The most prominent name among those who are not head coaches is Alabama Defensive Coordinator Kirby Smart.

And schools with head football coaching vacancies – current or pending – aren't the only ones noticing the job Smart has done for Nick Saban's Crimson Tide. The American Football Coaches Association, which has its headquarters in Waco, Texas, announced Tuesday that Smart has been selected its Assistant Coach of the Year.

In 2009, when Alabama went undefeated and won the national championship, Smart was named winner of the Broyles Award as the nation's top assistant.

Smart has been on the Saban staff for the past six years, including being defensive coordinator for the 2011 national championship.

Bama is currently 10-1 and ranked second in the nation. The Crimson Tide hosts Auburn at 2:30 p.m. CST Saturday, a game that will be televised on CBS. If Alabama wins that game, the Tide will move on to the Southeastern Conference Championship Game in Atlanta on December 1.
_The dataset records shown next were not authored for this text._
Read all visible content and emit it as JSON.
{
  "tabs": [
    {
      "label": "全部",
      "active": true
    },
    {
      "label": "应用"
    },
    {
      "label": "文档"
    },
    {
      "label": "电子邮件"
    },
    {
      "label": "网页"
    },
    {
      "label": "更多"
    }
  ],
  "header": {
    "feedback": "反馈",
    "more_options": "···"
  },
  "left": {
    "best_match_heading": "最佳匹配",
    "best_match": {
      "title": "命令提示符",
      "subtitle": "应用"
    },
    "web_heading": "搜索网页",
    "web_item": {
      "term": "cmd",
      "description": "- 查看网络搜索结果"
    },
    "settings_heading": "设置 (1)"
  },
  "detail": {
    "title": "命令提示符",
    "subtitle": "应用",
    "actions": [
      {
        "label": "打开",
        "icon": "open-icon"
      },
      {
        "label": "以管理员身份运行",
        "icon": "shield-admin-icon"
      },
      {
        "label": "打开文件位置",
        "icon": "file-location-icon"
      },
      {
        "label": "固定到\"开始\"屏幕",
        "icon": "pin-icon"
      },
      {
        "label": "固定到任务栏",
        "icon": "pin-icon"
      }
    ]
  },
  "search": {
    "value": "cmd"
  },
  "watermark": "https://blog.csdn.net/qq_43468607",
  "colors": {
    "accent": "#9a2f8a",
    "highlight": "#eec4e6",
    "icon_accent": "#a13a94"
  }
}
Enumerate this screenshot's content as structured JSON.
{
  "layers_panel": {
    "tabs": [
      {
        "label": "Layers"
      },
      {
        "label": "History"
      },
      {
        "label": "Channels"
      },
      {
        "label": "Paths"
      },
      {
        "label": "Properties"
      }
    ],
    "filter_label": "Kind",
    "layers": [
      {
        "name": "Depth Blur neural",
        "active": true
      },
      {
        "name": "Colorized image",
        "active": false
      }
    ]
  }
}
Under Smart's direction, the Alabama defense is one of the best in the nation. Alabama is ranked No. 3 in rushing defense (76.20 ypg allowed), No. 9 in pass efficiency defense (102.76 rating), No. 2 in total defense (247.80 ypg allowed) and No. 1 in scoring defense (11.10 ppg allowed) in 2012.

His defenses have helped Alabama win two BCS national titles in the last four years and five of his defenders earned All-America honors in 2011. Six players on the defensive side of the ball have been drafted in the first round in the last three years.

Smart has been coaching football for 14 years, the last six at Alabama.

Each year, staff representatives from NCAA and NAIA football-playing schools are asked to nominate an assistant for consideration. From those nominations, a winner is selected by the AFCA Public Relations Committee. The winners of this award were selected from Football Bowl Subdivision, Football Championship Subdivision, Division II, Division III and the NAIA.

The Assistant Coach of the Year award was first presented in 1997 and was created to honor assistant coaches who excel in community service, commitment to the student-athlete, on field coaching success, and AFCA professional organization involvement.